Une limite potentielle de cette étude réside dans l'utilisation du test biologique en flacon du CDC pour mesurer la sensibilité, alors que toutes les comparaisons se basent sur les résultats d'études antérieures réalisées avec le kit de test biologique de l'OMS. Les résultats des deux tests biologiques ne sont pas directement comparables, car le test en flacon du CDC mesure l'inhibition de la réponse immunitaire à la fin de la période diagnostique, tandis que le test avec le kit de l'OMS mesure la mortalité 24 ou 72 heures après l'exposition (cette dernière valeur étant utilisée pour les composés à action lente) [35]. Une autre limite potentielle concerne le nombre de villages ayant bénéficié de la pulvérisation intra-domiciliaire d'insecticides (PID) inclus dans cette étude, comparé à un village n'ayant pas bénéficié de PID et à un village n'ayant pas bénéficié de PID/anciennement PID. Nous ne pouvons pas supposer que le niveau de sensibilité des moustiques vecteurs observé dans certains villages d'un district soit représentatif du niveau de sensibilité dans les autres villages et districts du Bihar. Alors que l'Inde entre dans la phase post-élimination du virus de la leucémie, il est impératif de prévenir l'apparition de résistances significatives. Une surveillance rapide de la résistance chez les populations de phlébotomes de différents districts, blocs et zones géographiques est nécessaire. Les données présentées dans cette étude sont préliminaires et doivent être vérifiées par comparaison avec les concentrations d'identification publiées par l'Organisation mondiale de la santé [35] afin d'obtenir une idée plus précise du statut de sensibilité de P. argentipes dans ces zones avant de modifier les programmes de lutte antivectorielle pour maintenir de faibles populations de phlébotomes et soutenir l'élimination du virus de la leucémie.

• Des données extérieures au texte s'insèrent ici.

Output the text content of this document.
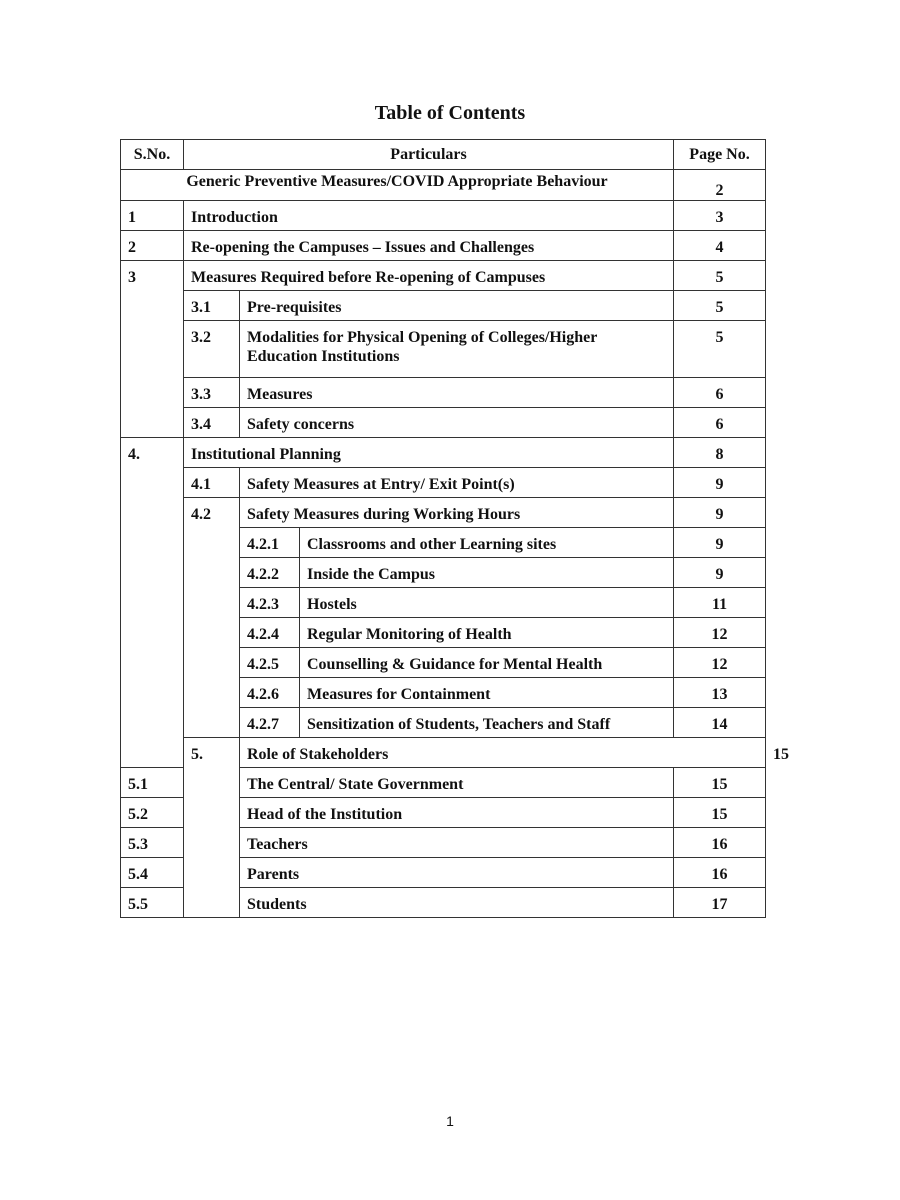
Table of Contents
S.No.	Particulars			Page No.	
Generic Preventive Measures/COVID Appropriate Behaviour				2	
1	Introduction			3	
2	Re-opening the Campuses – Issues and Challenges			4	
3	Measures Required before Re-opening of Campuses			5	
	3.1	Pre-requisites		5	
	3.2	Modalities for Physical Opening of Colleges/Higher Education Institutions		5	
	3.3	Measures		6	
	3.4	Safety concerns		6	
4.	Institutional Planning			8	
	4.1	Safety Measures at Entry/ Exit Point(s)		9	
	4.2	Safety Measures during Working Hours		9	
		4.2.1	Classrooms and other Learning sites	9	
		4.2.2	Inside the Campus	9	
		4.2.3	Hostels	11	
		4.2.4	Regular Monitoring of Health	12	
		4.2.5	Counselling & Guidance for Mental Health	12	
		4.2.6	Measures for Containment	13	
		4.2.7	Sensitization of Students, Teachers and Staff	14	
	5.	Role of Stakeholders			15
5.1		The Central/ State Government		15	
5.2		Head of the Institution		15	
5.3		Teachers		16	
5.4		Parents		16	
5.5		Students		17	
1
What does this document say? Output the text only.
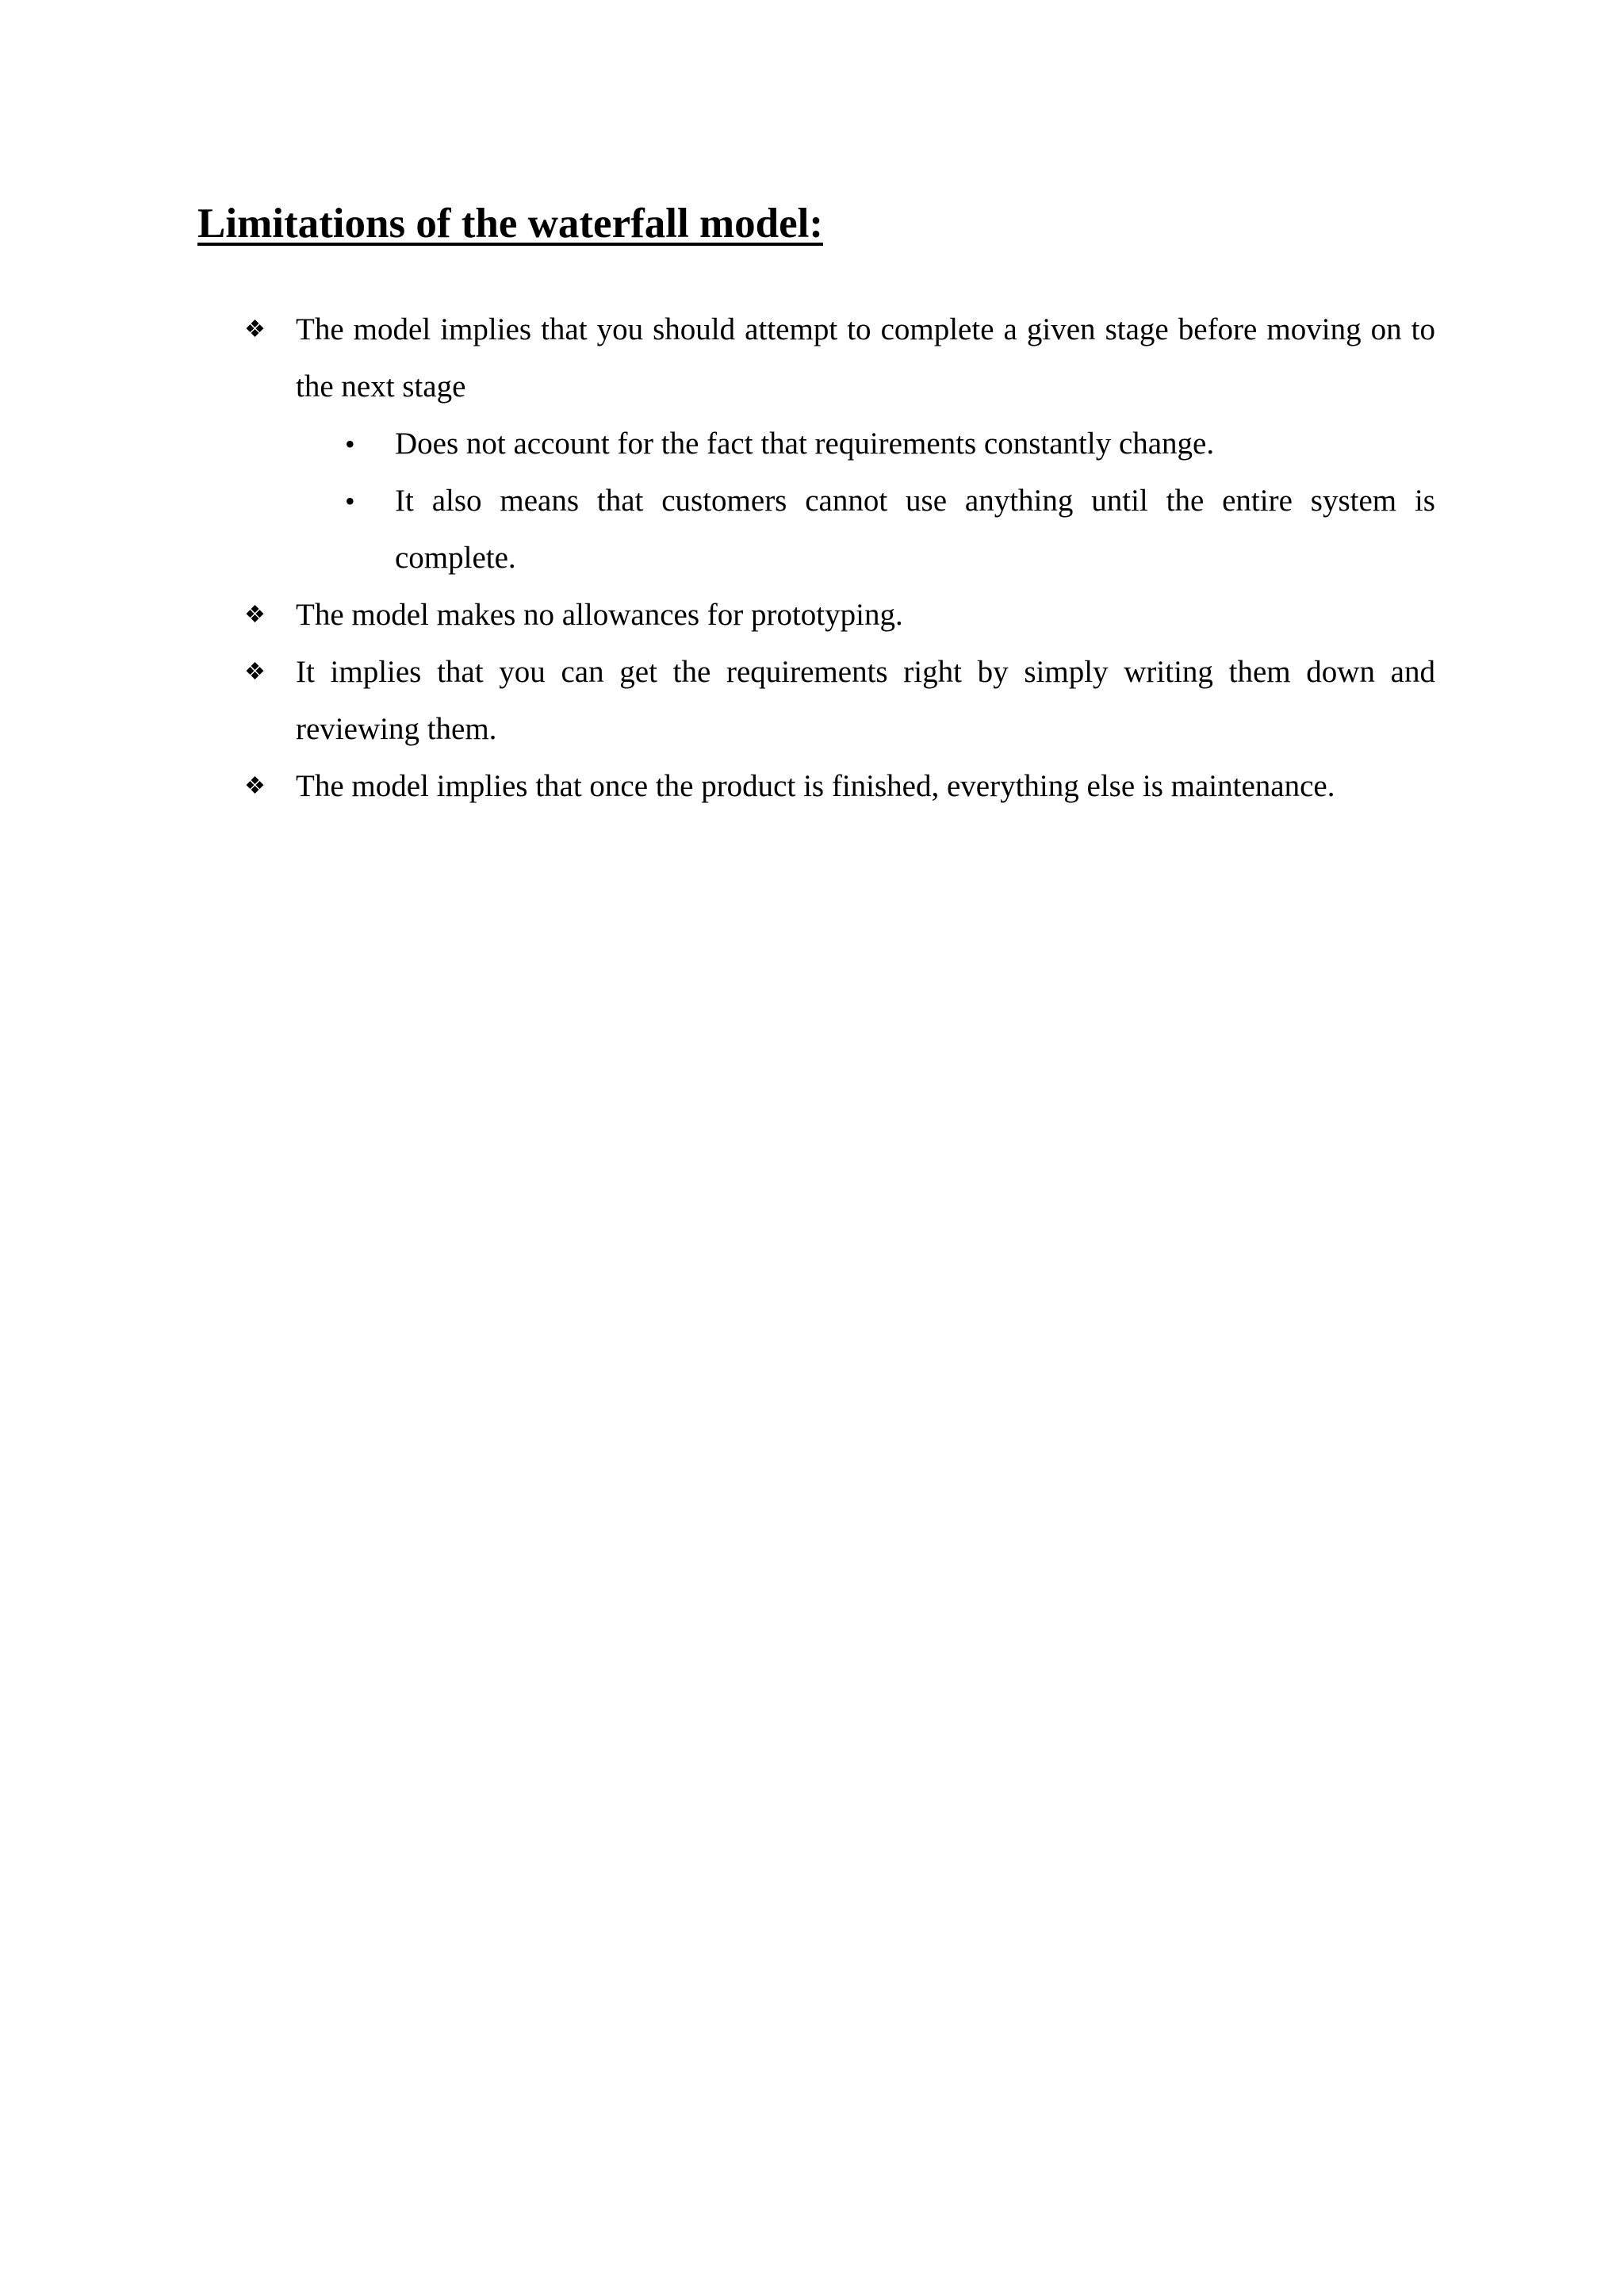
Limitations of the waterfall model:
❖ The model implies that you should attempt to complete a given stage before moving on to the next stage
• Does not account for the fact that requirements constantly change.
• It also means that customers cannot use anything until the entire system is complete.
❖ The model makes no allowances for prototyping.
❖ It implies that you can get the requirements right by simply writing them down and reviewing them.
❖ The model implies that once the product is finished, everything else is maintenance.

Le moustique *Physicos argentipes*, vecteur du virus de la leucose, pourrait présenter des signes précoces de résistance à la cyperméthrine, un insecticide très efficace. Un suivi régulier de la résistance aux insecticides chez les populations sauvages de *P. argentipes* est indispensable pour maintenir l'efficacité épidémiologique des interventions de lutte antivectorielle. La rotation des insecticides ayant différents modes d'action et/ou l'évaluation et l'homologation de nouveaux insecticides sont nécessaires et recommandées pour gérer la résistance aux insecticides et favoriser l'élimination du virus de la leucose en Inde.